Gerente do Hotel São Luís, que existe há 40 anos em São Gabriel, Everton Vidal chega a se emocionar ao ver a perda de arrecadação representada pela ausência de argentinos:
— É zero por cento de argentino desde o dia 25 de dezembro. Até agora, nenhum. Em anos anteriores, no réveillon tinha 400 ou 500. É um prejuízo, uma coisa absurda.

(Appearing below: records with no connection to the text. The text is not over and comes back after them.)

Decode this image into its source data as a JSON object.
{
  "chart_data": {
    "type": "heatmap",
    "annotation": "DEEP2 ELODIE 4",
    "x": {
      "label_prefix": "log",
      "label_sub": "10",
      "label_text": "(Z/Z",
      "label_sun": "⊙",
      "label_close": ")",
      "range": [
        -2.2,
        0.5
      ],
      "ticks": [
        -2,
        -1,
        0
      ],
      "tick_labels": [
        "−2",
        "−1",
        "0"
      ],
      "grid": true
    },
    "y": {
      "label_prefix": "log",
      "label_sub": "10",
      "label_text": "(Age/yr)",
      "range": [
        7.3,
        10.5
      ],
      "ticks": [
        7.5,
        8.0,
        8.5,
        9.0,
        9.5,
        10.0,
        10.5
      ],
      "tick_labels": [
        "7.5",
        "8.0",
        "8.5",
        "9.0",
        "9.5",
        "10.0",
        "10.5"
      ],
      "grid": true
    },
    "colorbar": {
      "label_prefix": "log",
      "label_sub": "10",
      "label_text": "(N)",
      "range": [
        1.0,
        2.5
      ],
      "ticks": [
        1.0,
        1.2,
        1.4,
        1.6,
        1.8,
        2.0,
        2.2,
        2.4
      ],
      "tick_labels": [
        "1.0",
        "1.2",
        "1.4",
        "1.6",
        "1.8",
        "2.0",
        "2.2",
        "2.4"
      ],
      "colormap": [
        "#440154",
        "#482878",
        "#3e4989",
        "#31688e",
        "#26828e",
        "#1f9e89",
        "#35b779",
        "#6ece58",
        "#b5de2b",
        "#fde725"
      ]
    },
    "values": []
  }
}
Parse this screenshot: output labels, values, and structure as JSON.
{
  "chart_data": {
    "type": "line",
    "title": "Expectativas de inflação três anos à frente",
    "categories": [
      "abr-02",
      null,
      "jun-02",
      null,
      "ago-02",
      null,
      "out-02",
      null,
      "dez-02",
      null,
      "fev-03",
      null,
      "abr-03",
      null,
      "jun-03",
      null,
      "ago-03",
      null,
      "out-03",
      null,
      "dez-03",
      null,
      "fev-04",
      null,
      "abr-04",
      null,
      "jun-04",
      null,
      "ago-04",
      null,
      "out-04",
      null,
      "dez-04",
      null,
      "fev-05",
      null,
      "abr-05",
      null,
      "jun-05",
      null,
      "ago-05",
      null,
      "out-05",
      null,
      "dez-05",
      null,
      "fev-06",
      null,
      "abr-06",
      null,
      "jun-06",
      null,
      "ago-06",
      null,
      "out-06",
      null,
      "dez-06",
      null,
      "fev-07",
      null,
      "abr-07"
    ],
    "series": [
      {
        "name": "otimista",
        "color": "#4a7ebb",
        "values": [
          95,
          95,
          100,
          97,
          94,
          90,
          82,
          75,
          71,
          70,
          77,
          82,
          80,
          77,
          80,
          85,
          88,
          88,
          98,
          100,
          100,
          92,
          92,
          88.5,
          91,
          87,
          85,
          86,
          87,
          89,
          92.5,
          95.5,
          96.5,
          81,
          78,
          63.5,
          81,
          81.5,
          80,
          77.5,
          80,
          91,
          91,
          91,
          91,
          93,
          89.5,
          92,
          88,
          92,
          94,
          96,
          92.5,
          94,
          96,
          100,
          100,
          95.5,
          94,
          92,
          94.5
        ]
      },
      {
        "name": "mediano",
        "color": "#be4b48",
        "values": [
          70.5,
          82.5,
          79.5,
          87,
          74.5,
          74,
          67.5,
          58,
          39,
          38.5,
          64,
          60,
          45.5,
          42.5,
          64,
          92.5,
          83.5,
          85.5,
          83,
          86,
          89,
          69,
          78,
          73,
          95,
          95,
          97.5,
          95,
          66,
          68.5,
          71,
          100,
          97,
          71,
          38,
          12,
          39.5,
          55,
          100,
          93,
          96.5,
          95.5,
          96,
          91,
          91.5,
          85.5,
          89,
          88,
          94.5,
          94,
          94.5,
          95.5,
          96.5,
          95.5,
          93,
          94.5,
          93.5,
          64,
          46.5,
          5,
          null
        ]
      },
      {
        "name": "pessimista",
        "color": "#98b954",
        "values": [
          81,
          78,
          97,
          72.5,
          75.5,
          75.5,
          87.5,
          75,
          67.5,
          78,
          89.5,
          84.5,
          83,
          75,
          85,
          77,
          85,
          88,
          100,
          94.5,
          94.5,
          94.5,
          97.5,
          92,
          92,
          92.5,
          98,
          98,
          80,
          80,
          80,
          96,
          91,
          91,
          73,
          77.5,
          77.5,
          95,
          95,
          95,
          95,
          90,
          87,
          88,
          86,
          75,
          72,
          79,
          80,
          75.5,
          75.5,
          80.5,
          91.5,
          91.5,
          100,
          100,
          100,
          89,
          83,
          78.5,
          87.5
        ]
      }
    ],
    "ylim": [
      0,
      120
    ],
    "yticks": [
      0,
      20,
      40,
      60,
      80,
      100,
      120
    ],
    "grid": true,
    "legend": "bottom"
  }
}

Ele ainda lembra que o público argentino que chegava ao estabelecimento era educado e costumava conversar com funcionários. O gerente mesmo chegou a fazer amigos do país vizinho, que, nesse ano, ofereceram os apartamentos que possuem em Santa Catarina para ele veranear já que não poderiam vir.
— Eu acredito e tenho uma esperança que eles venham durante o ano, porque já começaram a vacinar há alguns dias. A partir da segunda dose, talvez, com um pouco de bom senso, com apresentação de um exame negativado além da vacina, porque não deixar entrarem? — questionou.
O Ministério do Turismo informou à RBSTV que em 2019, o Rio Grande do Sul recebeu 772,7 mil turistas estrangeiros em 2019. Desses, 500,1 mil eram argentinos. A Polícia Federal, em outro levantamento, explicou que, em dezembro de 2019, 33 mil argentinos ingressaram no Estado por Uruguaiana, a maior porta de entrada. Já no mesmo mês de 2020, o número sofreu um tombo e foi para 906, sendo todos motorista de cargas.